Assuming the Public Land Development Corporation’s future projects prove successful, OHA could conceivably benefit from them.
What Happens Now?
For his part, the head of the PLDC seems well qualified. Lloyd Haraguchi spent 20 years working for the James Campbell Co., where he was tasked with selling off unused agricultural lands, and assisted in fielding public concerns during the development of Kapolei, a 5,000-unit housing complex.
So far, the projects Haraguchi and the PLDC have discussed publicly include beach and harbor improvements, a honeybee farm expansion, workforce housing, and film industry facilities, among other relatively small-scale ventures.

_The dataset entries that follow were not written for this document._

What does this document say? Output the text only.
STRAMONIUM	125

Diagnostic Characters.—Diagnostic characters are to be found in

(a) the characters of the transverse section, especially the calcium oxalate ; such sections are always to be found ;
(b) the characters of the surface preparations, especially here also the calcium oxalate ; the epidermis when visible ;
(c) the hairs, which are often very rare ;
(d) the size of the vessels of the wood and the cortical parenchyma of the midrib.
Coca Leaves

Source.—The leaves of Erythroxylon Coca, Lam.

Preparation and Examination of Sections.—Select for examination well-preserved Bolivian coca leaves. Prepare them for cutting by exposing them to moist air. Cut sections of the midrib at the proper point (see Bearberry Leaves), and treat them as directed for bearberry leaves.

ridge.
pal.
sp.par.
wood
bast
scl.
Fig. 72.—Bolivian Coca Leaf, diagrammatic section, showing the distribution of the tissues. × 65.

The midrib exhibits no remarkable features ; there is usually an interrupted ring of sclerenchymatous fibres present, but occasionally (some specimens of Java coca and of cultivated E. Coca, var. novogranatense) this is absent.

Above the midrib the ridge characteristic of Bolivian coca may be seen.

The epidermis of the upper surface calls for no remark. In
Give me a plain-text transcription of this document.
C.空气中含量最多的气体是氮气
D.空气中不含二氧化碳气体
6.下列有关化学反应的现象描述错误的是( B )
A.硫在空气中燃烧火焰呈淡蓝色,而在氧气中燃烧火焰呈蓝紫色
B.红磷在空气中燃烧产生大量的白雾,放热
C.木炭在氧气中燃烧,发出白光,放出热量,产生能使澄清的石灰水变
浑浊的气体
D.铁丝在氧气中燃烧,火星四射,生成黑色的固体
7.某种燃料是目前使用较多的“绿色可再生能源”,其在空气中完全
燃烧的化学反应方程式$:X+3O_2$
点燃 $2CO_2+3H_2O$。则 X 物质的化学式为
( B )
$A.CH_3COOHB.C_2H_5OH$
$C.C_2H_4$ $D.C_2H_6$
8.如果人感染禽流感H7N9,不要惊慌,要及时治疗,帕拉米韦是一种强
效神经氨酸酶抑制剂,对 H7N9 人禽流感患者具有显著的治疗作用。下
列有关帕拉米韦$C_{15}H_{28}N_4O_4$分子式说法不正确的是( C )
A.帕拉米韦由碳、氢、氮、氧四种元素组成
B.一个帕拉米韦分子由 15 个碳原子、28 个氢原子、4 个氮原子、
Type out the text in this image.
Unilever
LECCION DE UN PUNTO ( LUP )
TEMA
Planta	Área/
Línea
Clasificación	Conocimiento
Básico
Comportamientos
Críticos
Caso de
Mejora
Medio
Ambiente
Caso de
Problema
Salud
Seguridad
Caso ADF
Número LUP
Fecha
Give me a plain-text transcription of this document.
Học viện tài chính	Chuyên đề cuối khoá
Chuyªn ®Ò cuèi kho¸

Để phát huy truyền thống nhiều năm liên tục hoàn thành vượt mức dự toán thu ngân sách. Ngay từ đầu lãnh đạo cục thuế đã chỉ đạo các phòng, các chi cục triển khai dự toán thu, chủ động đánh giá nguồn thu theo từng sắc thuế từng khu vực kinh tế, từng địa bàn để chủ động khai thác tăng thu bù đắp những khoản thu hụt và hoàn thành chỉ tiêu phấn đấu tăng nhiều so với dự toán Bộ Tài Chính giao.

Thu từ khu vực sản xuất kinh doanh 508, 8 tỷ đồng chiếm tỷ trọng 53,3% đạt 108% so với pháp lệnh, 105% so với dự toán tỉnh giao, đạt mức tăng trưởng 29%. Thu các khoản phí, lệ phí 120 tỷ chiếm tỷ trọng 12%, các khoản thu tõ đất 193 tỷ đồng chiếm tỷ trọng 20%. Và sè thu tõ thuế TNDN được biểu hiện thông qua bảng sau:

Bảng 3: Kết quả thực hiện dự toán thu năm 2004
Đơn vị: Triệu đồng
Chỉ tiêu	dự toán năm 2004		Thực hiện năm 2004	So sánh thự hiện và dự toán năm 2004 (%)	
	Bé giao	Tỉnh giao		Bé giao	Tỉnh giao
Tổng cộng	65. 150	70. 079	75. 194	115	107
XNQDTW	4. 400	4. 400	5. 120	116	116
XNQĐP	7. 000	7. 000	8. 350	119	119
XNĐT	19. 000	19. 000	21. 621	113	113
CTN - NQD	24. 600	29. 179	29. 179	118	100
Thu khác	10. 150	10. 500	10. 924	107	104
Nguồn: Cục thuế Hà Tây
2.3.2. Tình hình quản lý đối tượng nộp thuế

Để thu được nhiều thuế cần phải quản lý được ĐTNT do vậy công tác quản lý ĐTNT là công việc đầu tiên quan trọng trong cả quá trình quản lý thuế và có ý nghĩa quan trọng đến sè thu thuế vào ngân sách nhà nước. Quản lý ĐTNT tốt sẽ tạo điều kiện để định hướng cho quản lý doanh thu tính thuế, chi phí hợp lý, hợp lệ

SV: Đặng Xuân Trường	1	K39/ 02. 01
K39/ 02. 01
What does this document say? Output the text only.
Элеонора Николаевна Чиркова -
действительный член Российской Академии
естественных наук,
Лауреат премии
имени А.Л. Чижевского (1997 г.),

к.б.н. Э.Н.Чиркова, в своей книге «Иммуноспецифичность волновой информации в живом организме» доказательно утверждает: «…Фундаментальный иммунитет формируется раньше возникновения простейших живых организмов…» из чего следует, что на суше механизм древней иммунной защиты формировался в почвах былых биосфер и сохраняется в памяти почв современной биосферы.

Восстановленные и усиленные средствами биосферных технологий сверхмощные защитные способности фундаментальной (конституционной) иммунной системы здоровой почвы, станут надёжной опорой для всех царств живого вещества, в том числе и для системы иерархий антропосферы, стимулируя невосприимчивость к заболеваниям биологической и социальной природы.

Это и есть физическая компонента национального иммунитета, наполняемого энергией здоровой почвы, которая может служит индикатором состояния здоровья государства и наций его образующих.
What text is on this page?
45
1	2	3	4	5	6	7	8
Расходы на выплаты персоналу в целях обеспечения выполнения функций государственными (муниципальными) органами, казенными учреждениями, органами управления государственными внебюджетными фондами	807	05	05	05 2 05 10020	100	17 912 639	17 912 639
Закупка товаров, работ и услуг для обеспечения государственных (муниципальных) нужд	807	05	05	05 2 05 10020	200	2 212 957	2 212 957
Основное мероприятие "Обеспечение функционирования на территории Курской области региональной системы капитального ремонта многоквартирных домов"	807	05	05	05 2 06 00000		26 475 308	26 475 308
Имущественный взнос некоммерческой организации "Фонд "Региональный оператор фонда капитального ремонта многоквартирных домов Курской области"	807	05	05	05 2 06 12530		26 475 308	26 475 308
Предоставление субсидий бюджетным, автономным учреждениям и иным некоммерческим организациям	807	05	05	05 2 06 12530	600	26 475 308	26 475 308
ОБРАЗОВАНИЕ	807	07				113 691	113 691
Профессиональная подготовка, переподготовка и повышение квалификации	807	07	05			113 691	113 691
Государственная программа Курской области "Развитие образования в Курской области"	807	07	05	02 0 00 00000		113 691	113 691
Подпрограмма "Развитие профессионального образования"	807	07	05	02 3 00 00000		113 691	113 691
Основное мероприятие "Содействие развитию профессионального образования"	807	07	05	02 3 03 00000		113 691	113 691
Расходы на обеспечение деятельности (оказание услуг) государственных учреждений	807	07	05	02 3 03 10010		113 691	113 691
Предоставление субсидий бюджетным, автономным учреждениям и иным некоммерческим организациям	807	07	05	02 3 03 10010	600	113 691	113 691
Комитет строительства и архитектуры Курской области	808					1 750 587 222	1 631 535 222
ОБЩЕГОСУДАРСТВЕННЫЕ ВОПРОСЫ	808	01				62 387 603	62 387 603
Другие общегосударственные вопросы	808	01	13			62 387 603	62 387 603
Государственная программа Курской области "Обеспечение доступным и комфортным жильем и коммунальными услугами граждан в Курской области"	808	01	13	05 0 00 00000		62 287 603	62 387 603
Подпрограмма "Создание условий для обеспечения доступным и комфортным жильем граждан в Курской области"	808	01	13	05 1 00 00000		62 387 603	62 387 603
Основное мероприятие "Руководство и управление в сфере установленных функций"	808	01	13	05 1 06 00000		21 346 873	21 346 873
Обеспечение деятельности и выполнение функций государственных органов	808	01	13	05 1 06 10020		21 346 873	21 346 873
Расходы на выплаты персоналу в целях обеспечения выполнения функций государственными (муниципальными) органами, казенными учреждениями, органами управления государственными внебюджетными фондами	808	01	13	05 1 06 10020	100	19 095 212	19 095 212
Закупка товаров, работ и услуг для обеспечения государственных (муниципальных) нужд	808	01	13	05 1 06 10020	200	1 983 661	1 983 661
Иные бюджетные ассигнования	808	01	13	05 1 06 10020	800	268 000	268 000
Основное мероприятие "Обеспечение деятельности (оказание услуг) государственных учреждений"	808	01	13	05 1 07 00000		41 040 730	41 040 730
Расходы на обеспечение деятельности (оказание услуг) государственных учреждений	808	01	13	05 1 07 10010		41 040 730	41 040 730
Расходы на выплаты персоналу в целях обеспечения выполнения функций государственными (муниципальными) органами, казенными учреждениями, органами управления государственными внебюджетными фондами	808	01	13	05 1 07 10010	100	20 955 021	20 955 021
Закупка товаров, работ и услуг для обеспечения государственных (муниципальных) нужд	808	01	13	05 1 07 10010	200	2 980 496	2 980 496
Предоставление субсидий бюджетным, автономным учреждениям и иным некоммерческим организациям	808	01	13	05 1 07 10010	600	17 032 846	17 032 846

Giving an agency the power to bypass some red tape is an appealing thought. With approximately 172 boards and commissions to navigate, and layers of state and county regulations to sift through, the Aloha State is a complicated place for commerce.
In addition, with our public infrastructure steadily deteriorating, it is in the state’s interest to stay creative. In theory, the types of public-private partnerships the PLDC is proposing hold a lot of promise.
But as written, the short term gains from Act 55 may eventually be outweighed by the lopsided powers it vests in the PLDC, and (indirectly) the governor.
Although Gov. Neil Abercrombie seems to have good intentions with Act 55, the same can’t be guaranteed of his eventual successors. With the state’s chief executive controlling the majority of PLDC board appointments, Hawaii could be only one dim-witted governor away from botching relatively pristine public lands.
Whether or not these powers cross a constitutional line is something that will likely be fought out in coffee houses and courtrooms alike in the times ahead.